The 2016 sepsis definition update in adult patients (Sepsis-3) included a systematic review of reported criteria used to identify adults with septic shock.[5] This review focused on hemodynamic criteria, was primarily limited to studies from upper middle-income countries (UMICs) and high-income countries (HICs), and specifically excluded pediatric studies. Furthermore, results of adult trials cannot be extrapolated to children because of differences in epidemiology,[6] mortality rates,[7] underlying diseases,[8] disease-specific outcomes,[9,10] and differing responses to therapy.[11,12]
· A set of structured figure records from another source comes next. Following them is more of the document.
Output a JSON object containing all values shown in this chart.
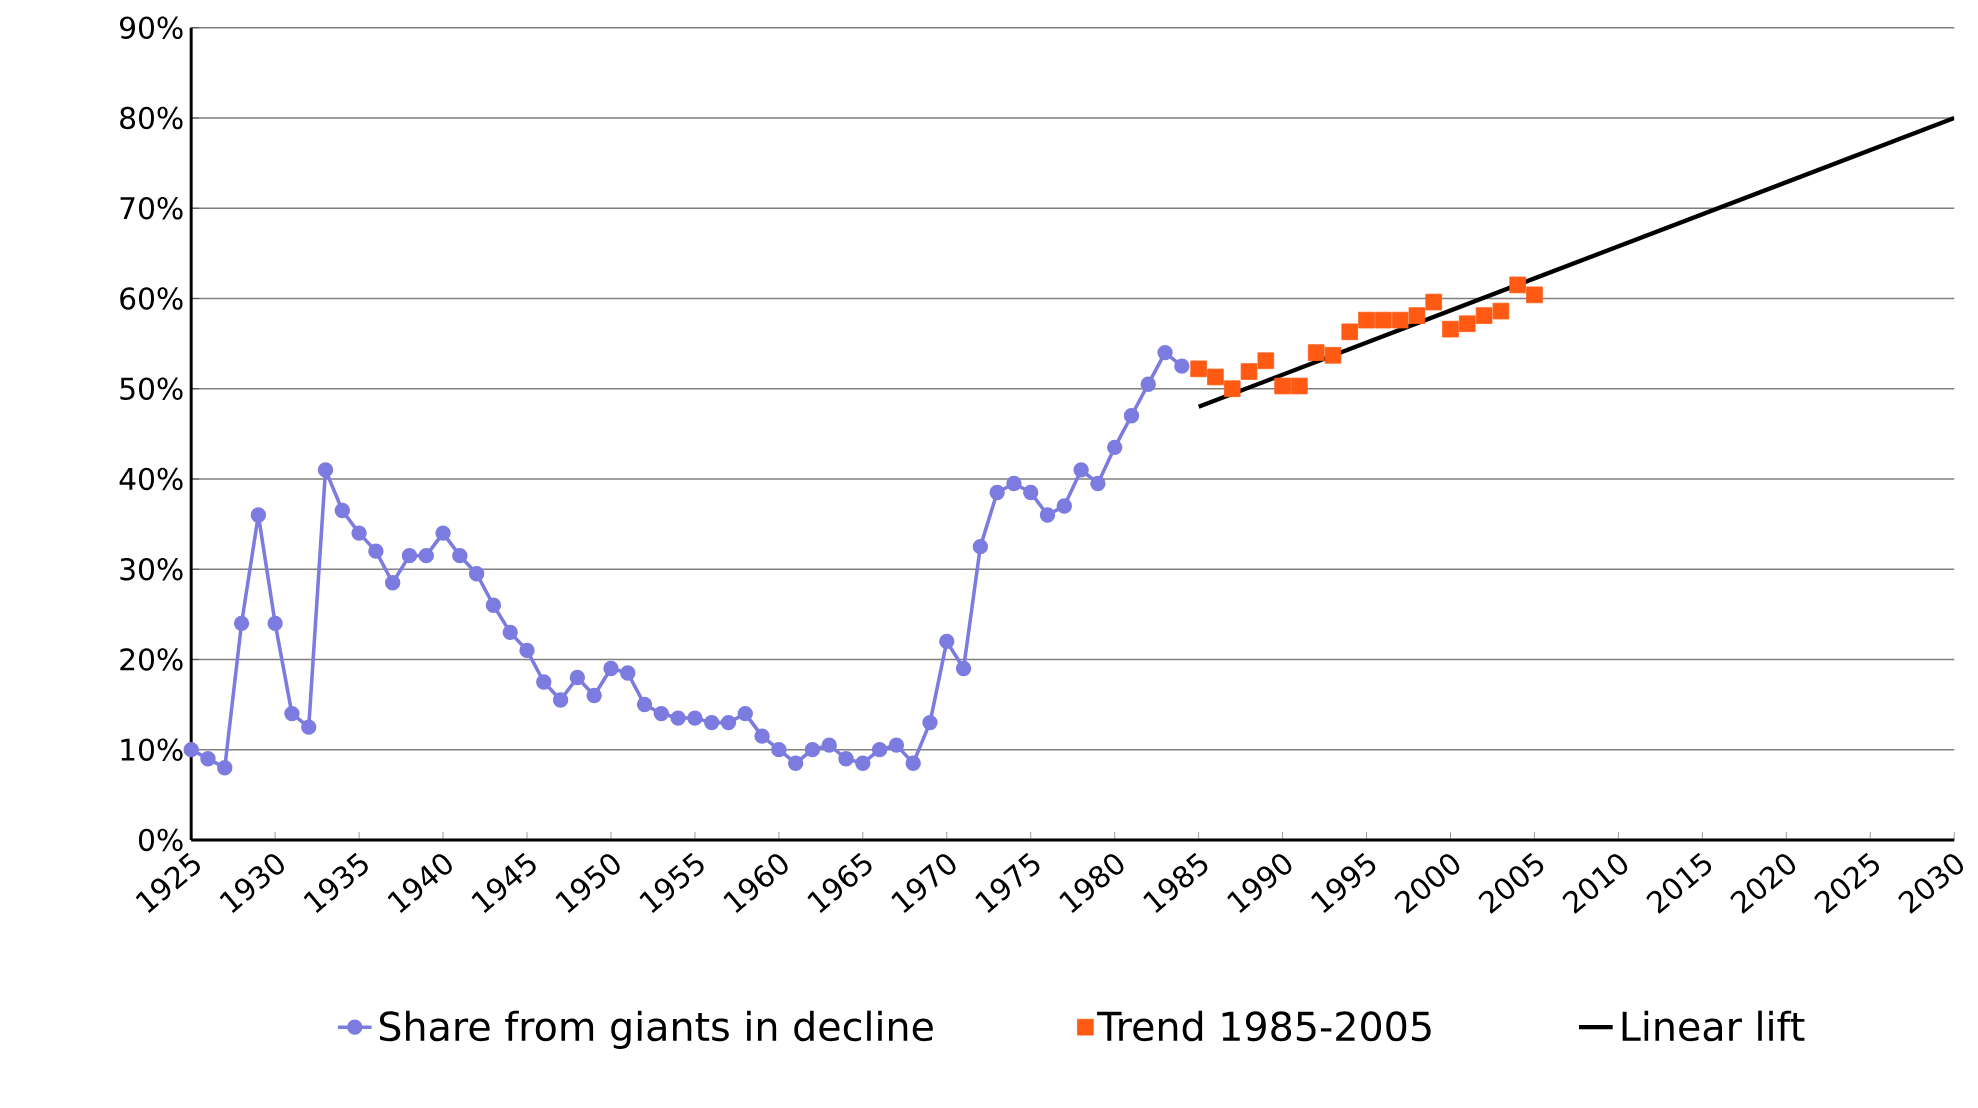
{
  "chart_data": {
    "type": "line",
    "xlim": [
      1925,
      2030
    ],
    "xticks": [
      1925,
      1930,
      1935,
      1940,
      1945,
      1950,
      1955,
      1960,
      1965,
      1970,
      1975,
      1980,
      1985,
      1990,
      1995,
      2000,
      2005,
      2010,
      2015,
      2020,
      2025,
      2030
    ],
    "ylim": [
      0,
      90
    ],
    "yticks": [
      {
        "value": 0,
        "label": "0%"
      },
      {
        "value": 10,
        "label": "10%"
      },
      {
        "value": 20,
        "label": "20%"
      },
      {
        "value": 30,
        "label": "30%"
      },
      {
        "value": 40,
        "label": "40%"
      },
      {
        "value": 50,
        "label": "50%"
      },
      {
        "value": 60,
        "label": "60%"
      },
      {
        "value": 70,
        "label": "70%"
      },
      {
        "value": 80,
        "label": "80%"
      },
      {
        "value": 90,
        "label": "90%"
      }
    ],
    "grid": "y",
    "legend": "bottom",
    "series": [
      {
        "name": "Share from giants in decline",
        "color": "#7b7be0",
        "marker": "circle",
        "line_style": "solid",
        "x": [
          1925,
          1926,
          1927,
          1928,
          1929,
          1930,
          1931,
          1932,
          1933,
          1934,
          1935,
          1936,
          1937,
          1938,
          1939,
          1940,
          1941,
          1942,
          1943,
          1944,
          1945,
          1946,
          1947,
          1948,
          1949,
          1950,
          1951,
          1952,
          1953,
          1954,
          1955,
          1956,
          1957,
          1958,
          1959,
          1960,
          1961,
          1962,
          1963,
          1964,
          1965,
          1966,
          1967,
          1968,
          1969,
          1970,
          1971,
          1972,
          1973,
          1974,
          1975,
          1976,
          1977,
          1978,
          1979,
          1980,
          1981,
          1982,
          1983,
          1984
        ],
        "values": [
          10,
          9,
          8,
          24,
          36,
          24,
          14,
          12.5,
          41,
          36.5,
          34,
          32,
          28.5,
          31.5,
          31.5,
          34,
          31.5,
          29.5,
          26,
          23,
          21,
          17.5,
          15.5,
          18,
          16,
          19,
          18.5,
          15,
          14,
          13.5,
          13.5,
          13,
          13,
          14,
          11.5,
          10,
          8.5,
          10,
          10.5,
          9,
          8.5,
          10,
          10.5,
          8.5,
          13,
          22,
          19,
          32.5,
          38.5,
          39.5,
          38.5,
          36,
          37,
          41,
          39.5,
          43.5,
          47,
          50.5,
          54,
          52.5
        ]
      },
      {
        "name": "Trend 1985-2005",
        "type": "scatter",
        "color": "#ff5a14",
        "marker": "square",
        "x": [
          1985,
          1986,
          1987,
          1988,
          1989,
          1990,
          1991,
          1992,
          1993,
          1994,
          1995,
          1996,
          1997,
          1998,
          1999,
          2000,
          2001,
          2002,
          2003,
          2004,
          2005
        ],
        "values": [
          52.2,
          51.3,
          50,
          51.9,
          53.1,
          50.3,
          50.3,
          54,
          53.7,
          56.3,
          57.6,
          57.6,
          57.6,
          58.1,
          59.6,
          56.6,
          57.2,
          58.1,
          58.6,
          61.5,
          60.4
        ]
      },
      {
        "name": "Linear lift",
        "color": "#000000",
        "marker": "none",
        "line_style": "solid",
        "x": [
          1985,
          2030
        ],
        "values": [
          48,
          80
        ]
      }
    ]
  }
}
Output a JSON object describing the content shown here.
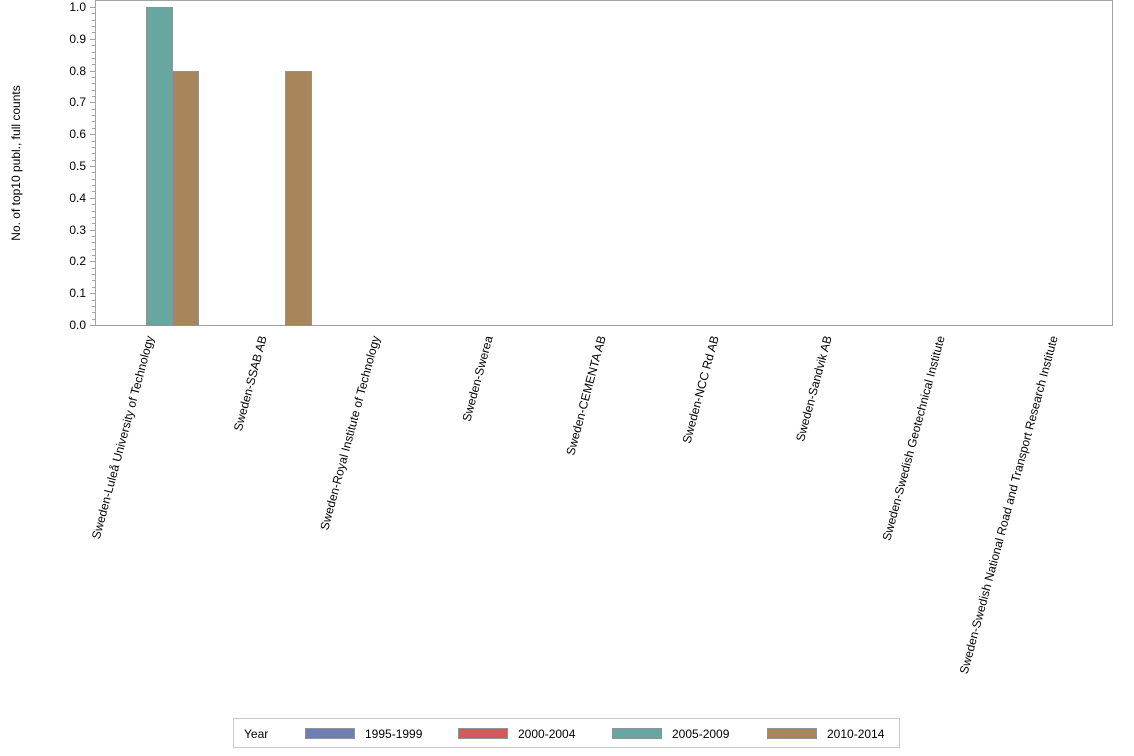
{
  "chart_data": {
    "type": "bar",
    "title": "",
    "xlabel": "",
    "ylabel": "No. of top10 publ., full counts",
    "ylim": [
      0,
      1.0
    ],
    "yticks": [
      "0.0",
      "0.1",
      "0.2",
      "0.3",
      "0.4",
      "0.5",
      "0.6",
      "0.7",
      "0.8",
      "0.9",
      "1.0"
    ],
    "categories": [
      "Sweden-Luleå University of Technology",
      "Sweden-SSAB AB",
      "Sweden-Royal Institute of Technology",
      "Sweden-Swerea",
      "Sweden-CEMENTA AB",
      "Sweden-NCC Rd AB",
      "Sweden-Sandvik AB",
      "Sweden-Swedish Geotechnical Institute",
      "Sweden-Swedish National Road and Transport Research Institute"
    ],
    "series": [
      {
        "name": "1995-1999",
        "color": "#6f7fb4",
        "values": [
          0,
          0,
          0,
          0,
          0,
          0,
          0,
          0,
          0
        ]
      },
      {
        "name": "2000-2004",
        "color": "#d05b5b",
        "values": [
          0,
          0,
          0,
          0,
          0,
          0,
          0,
          0,
          0
        ]
      },
      {
        "name": "2005-2009",
        "color": "#66a7a0",
        "values": [
          1.0,
          0,
          0,
          0,
          0,
          0,
          0,
          0,
          0
        ]
      },
      {
        "name": "2010-2014",
        "color": "#a8865c",
        "values": [
          0.8,
          0.8,
          0,
          0,
          0,
          0,
          0,
          0,
          0
        ]
      }
    ],
    "legend": {
      "title": "Year",
      "position": "bottom"
    },
    "grid": false
  }
}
Therefore, the Society of Critical Care Medicine (SCCM) convened the Pediatric Sepsis Definition Taskforce to evaluate, develop, and validate criteria for the identification of sepsis in children. As part of this process, the Taskforce conducted a systematic review with the explicit goal of determining the ability of demographic, clinical, laboratory, organ dysfunction, and illness severity variables to capture children with more severe infections. For this purpose, we assessed association of these variables with: 1) sepsis, severe sepsis, or septic shock in children with suspected or confirmed infection and 2) with new or progressive multiple organ dysfunction (NPMODS) or mortality in children with sepsis, severe sepsis, or septic shock.